Cheetah will generatie advice about insulin dosis or food intake. Several software packages offer this kind of functionality, but none of them an advice as personal as Cheetah will. The system learns from the user and learns how its body reacts on events such as insulin usage, food comsumption and activitivies like sports. The generated KB about the user is then shared (anonymously) with other users over the internet. Likewise, the user receives knowledge from other users. And this is exactly what makes cheetah unique: it will be the first diabetes software that doesnt just learn from one isolated user, but learns from all. This combined with a smart knowledge inferencing system will add up to a complete diabetes health system.

Advice

Three types of advice can hypothetically be generated. The first one is short-term, and gives advice about today. The second one tackles long-term problems and generates modifications to the current food/insulin diet. The third kind of advice generates a complete diet for you. [Type A is a must for Cheetah, while types B and C are optional at the moment]

Type A Advice

Examples:

  • Ann wants to eat grandma's pie. Give her current glucose level, she wants insulin advice to prevent a hyper.
  • Ann will exercise in 2 ours, and wants food advice to prevent a hypo.

Advice Features:

  • Advice is generated about insulin dosis or food intake about today (max. 24h ahead).

Steps:

  • The user asks for short-term advice
  • The system presents a scheme on which the user fills in today's future insulin or food intake. (Needs a intuitive and easy UI which allows the user to choose default values). The user can fill in "?" which are events to be advised.
  • Cheetah puts these things into his model and sees how to fill in the ?'s to make the glucose prediction as stable as possible.
  • Cheetah presents the advise.

Type B Advice

Examples:

  • Ann always has a hypo at night.
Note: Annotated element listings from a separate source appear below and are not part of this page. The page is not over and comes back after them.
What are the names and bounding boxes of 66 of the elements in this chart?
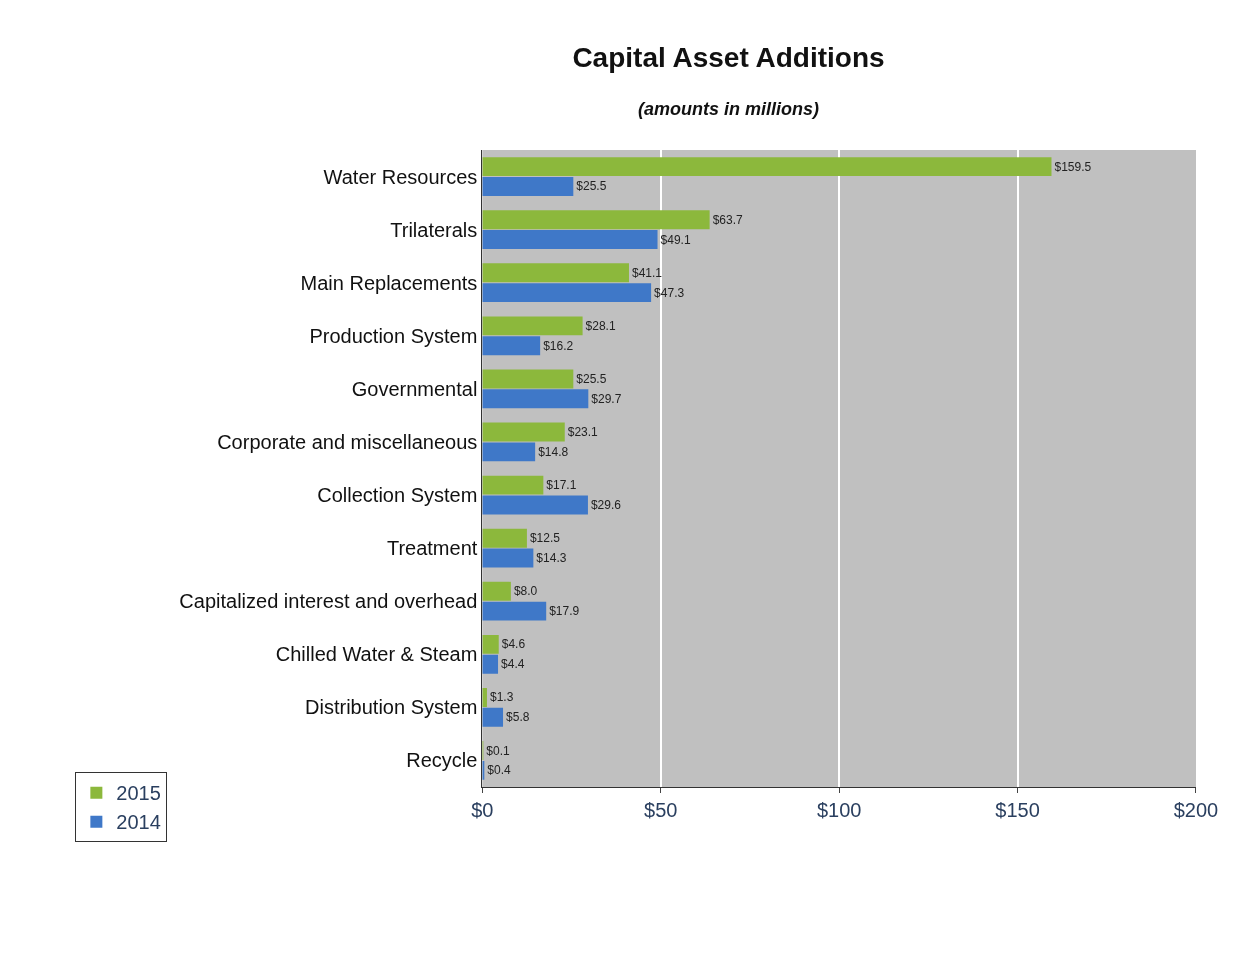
- bar: [482, 601, 547, 621]
- bar: [482, 336, 541, 356]
- y-tick-label: Collection System: [317, 484, 478, 507]
- data-label: $25.5: [576, 179, 607, 194]
- x-tick-label: $50: [644, 799, 678, 821]
- data-label: $29.7: [591, 391, 622, 406]
- bar: [482, 316, 583, 336]
- bar: [482, 389, 589, 409]
- y-tick-label: Water Resources: [323, 165, 478, 188]
- bar: [482, 422, 565, 442]
- bar: [482, 654, 499, 674]
- y-tick-label: Trilaterals: [390, 218, 478, 241]
- legend-label: 2014: [116, 811, 161, 834]
- y-tick-label: Recycle: [406, 749, 478, 772]
- y-tick-label: Production System: [309, 324, 478, 347]
- bar: [482, 210, 710, 230]
- x-tick-label: $150: [995, 799, 1040, 821]
- chart-title: Capital Asset Additions: [572, 42, 885, 74]
- bar: [482, 581, 511, 601]
- data-label: $12.5: [529, 531, 561, 546]
- x-tick-label: $0: [471, 799, 494, 821]
- y-tick-label: Chilled Water & Steam: [275, 643, 478, 666]
- data-label: $16.2: [543, 338, 574, 353]
- data-label: $14.8: [538, 444, 569, 459]
- y-tick-label: Governmental: [351, 377, 478, 400]
- bar: [482, 177, 574, 196]
- bar: [482, 442, 536, 462]
- data-label: $41.1: [631, 265, 663, 280]
- bar: [482, 369, 574, 389]
- bar: [482, 230, 658, 250]
- bar: [482, 528, 527, 548]
- data-label: $14.3: [536, 551, 567, 566]
- data-label: $8.0: [513, 584, 538, 599]
- data-label: $1.3: [489, 690, 514, 705]
- bar: [482, 548, 534, 568]
- y-tick-label: Capitalized interest and overhead: [179, 590, 478, 613]
- y-tick-label: Treatment: [386, 537, 478, 560]
- chart-subtitle: (amounts in millions): [637, 98, 819, 119]
- y-tick-label: Corporate and miscellaneous: [217, 430, 478, 453]
- data-label: $17.9: [549, 604, 580, 619]
- bar: [482, 283, 652, 303]
- data-label: $17.1: [546, 478, 577, 493]
- data-label: $63.7: [712, 212, 743, 227]
- data-label: $4.4: [501, 657, 525, 672]
- bar: [482, 634, 499, 654]
- bar: [482, 495, 588, 515]
- bar: [482, 157, 1052, 177]
- data-label: $23.1: [567, 425, 599, 440]
- data-label: $49.1: [660, 232, 691, 247]
- data-label: $25.5: [576, 371, 607, 386]
- data-label: $0.4: [487, 763, 512, 778]
- legend-label: 2015: [116, 782, 161, 805]
- data-label: $0.1: [486, 743, 511, 758]
- x-tick-label: $200: [1173, 799, 1219, 821]
- bar: [482, 475, 544, 495]
- data-label: $29.6: [590, 497, 622, 512]
- data-label: $47.3: [654, 285, 685, 300]
- y-tick-label: Main Replacements: [300, 271, 478, 294]
- data-label: $159.5: [1054, 159, 1092, 174]
- x-tick-label: $100: [816, 799, 862, 821]
- bar: [482, 707, 504, 727]
- y-tick-label: Distribution System: [305, 696, 478, 719]
- data-label: $4.6: [501, 637, 526, 652]
- data-label: $5.8: [506, 710, 530, 725]
- data-label: $28.1: [585, 318, 616, 333]
- bar: [482, 263, 629, 283]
She wants advice to prevent this to happen again.
  • Ann always has a hyper in the evening. She wants advice to prevent his to happen again.

Advice Features:

  • Advice is generated not only for today, but is more general. Unlike type A, the (hypo/hyper) problem is recurrent.

Steps:

  • The user (and cheetah) spots a hypo/hyper problem and wants a solution.
  • Cheetah searches what causes the recurrent problem.
  • Cheetah presents the cause and gives advice how to solve this.

Type C Advice

Examples:

  • Pete has very much hypo's and hypers and wants the systeem to make a compleet food diet for him.
  • Pete goes on a food diet and asks the system to make a new insulin advise for him.

Advice Features:

  • Advice consists of a complete new personal diet, generated from scratch.

Steps:

  • [This is a stub] System makes everything a variable and optimizes the curve.